Daily metabolic rate and efficiency of energy is a complex combination we have to work on with more attention to overcome if we want to. It is our choice to eat organic in a portion control mode, to protect what we eat but also the soil of this planet and the air we breathe.

It is our choice to walk to go to routine activities, to go shopping, to go to Church, again this protects the body which has not already the software to convert abundant rich food to reduced activity, and this measures help keeping the planet clean.

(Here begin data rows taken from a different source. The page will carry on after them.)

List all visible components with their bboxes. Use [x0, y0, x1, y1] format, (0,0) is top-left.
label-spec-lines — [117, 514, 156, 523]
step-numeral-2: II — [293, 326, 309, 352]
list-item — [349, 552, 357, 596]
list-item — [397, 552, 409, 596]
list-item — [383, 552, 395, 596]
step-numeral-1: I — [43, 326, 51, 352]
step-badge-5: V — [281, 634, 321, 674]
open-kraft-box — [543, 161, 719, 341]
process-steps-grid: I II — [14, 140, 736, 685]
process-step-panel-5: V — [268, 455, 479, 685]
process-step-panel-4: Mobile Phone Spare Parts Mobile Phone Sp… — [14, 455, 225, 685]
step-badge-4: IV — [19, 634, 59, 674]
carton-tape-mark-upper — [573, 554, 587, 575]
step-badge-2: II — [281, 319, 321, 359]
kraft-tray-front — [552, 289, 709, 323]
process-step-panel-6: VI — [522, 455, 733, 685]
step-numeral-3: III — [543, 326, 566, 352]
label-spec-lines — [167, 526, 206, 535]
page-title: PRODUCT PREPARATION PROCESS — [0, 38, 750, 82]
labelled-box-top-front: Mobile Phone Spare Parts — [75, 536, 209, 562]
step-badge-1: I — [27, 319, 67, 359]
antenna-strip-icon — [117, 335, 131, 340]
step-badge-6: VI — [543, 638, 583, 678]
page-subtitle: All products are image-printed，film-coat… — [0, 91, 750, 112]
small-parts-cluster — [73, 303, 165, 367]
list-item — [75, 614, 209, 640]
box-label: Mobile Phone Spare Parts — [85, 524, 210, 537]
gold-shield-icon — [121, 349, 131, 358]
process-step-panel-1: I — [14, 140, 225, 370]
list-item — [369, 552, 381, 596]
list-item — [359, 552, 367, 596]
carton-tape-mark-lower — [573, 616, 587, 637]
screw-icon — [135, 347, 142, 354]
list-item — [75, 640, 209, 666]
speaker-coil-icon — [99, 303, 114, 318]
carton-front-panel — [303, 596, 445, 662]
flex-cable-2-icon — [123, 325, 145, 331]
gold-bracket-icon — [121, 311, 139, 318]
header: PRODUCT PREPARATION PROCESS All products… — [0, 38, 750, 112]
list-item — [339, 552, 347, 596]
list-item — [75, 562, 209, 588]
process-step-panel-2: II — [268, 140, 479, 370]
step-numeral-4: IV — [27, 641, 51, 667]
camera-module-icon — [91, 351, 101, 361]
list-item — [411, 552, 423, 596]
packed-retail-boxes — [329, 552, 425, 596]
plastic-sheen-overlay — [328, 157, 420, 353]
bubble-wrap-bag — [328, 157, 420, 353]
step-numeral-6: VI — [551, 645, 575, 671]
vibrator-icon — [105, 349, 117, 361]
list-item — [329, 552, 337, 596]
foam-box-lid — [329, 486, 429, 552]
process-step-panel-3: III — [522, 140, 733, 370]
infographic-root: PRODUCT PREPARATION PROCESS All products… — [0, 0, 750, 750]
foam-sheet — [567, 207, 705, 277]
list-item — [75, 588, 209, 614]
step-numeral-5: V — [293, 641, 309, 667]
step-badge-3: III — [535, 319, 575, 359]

Keywords:  Activity, Obesity, digestive efficiency, metabolic rate, body mass index (BMI), Food energy density, Appetite control, Passive overconsumption, High-fat, Body composition, sleep, physical activity, fruit and vegetable intake, sleep quality, quality of life, subjective health, multiple health behaviors, age-group differences

Ref:

Keeping Slim when food is abundant: what energy mechanisms could be at play? Lewis G.Halsey cell.com/trends/ecology-evolution

Undervalued and ignored: Are humans poorly adapted to energy-dense foods?  Jeffrey M.Brunstrom, Alex C.L.DrakeCiarán G.FordePeter J.Rogers Appetite Vol 120 1 January 2018 p.589-595

Impact of physical activity level and dietary fat content on passive overconsumption of energy in non-obese adults.  Beaulieu K, Hopkins M, Blundell J, Finlayson G. Int.J Behav Nutr Phys Act Feb 6th, 2017 

Understanding the Positive Associations of Sleep, Physical Activity, Fruit and Vegetable Intake as Predictors of Quality of Life and Subjective Health Across Age Groups: A Theory-Based, Cross-Sectional Web-Based Study. Tan SL, Storm V, Reinwand DA, Wienert J, de Vries H, Lippke S Front Psychol. 2018 Jun 18;9:977

Web-Based Intervention for Physical Activity and Fruit and Vegetable Intake Among Chinese University Students: A Randomized Controlled Trial. Duan YP, Wienert J, Hu C, Si GY, Lippke S, J. Med. Internet Res. 2017 Apr 10;19(4)

Diet Modifies Colonic Microbiota and CD4+ T Cell Repertoire to Induce Flares of Colitis in Mice With Myeloid-cell Expression of Interleukin 23     Lili Chen, Zhengxiang He, Alina Cornelia Iuga, Sebastião N. Martins Filho, Jeremiah J. Faith, Jose C. Clemente, Madhura Deshpande, Anitha Jayaprakash, Jean-Frederic Colombel, Juan J. Lafaille, Ravi Sachidanandam, Glaucia C. Furtado, Sergio A. LiraGastroenterology. 2018 Oct; 155(4): 1177–1191.e16.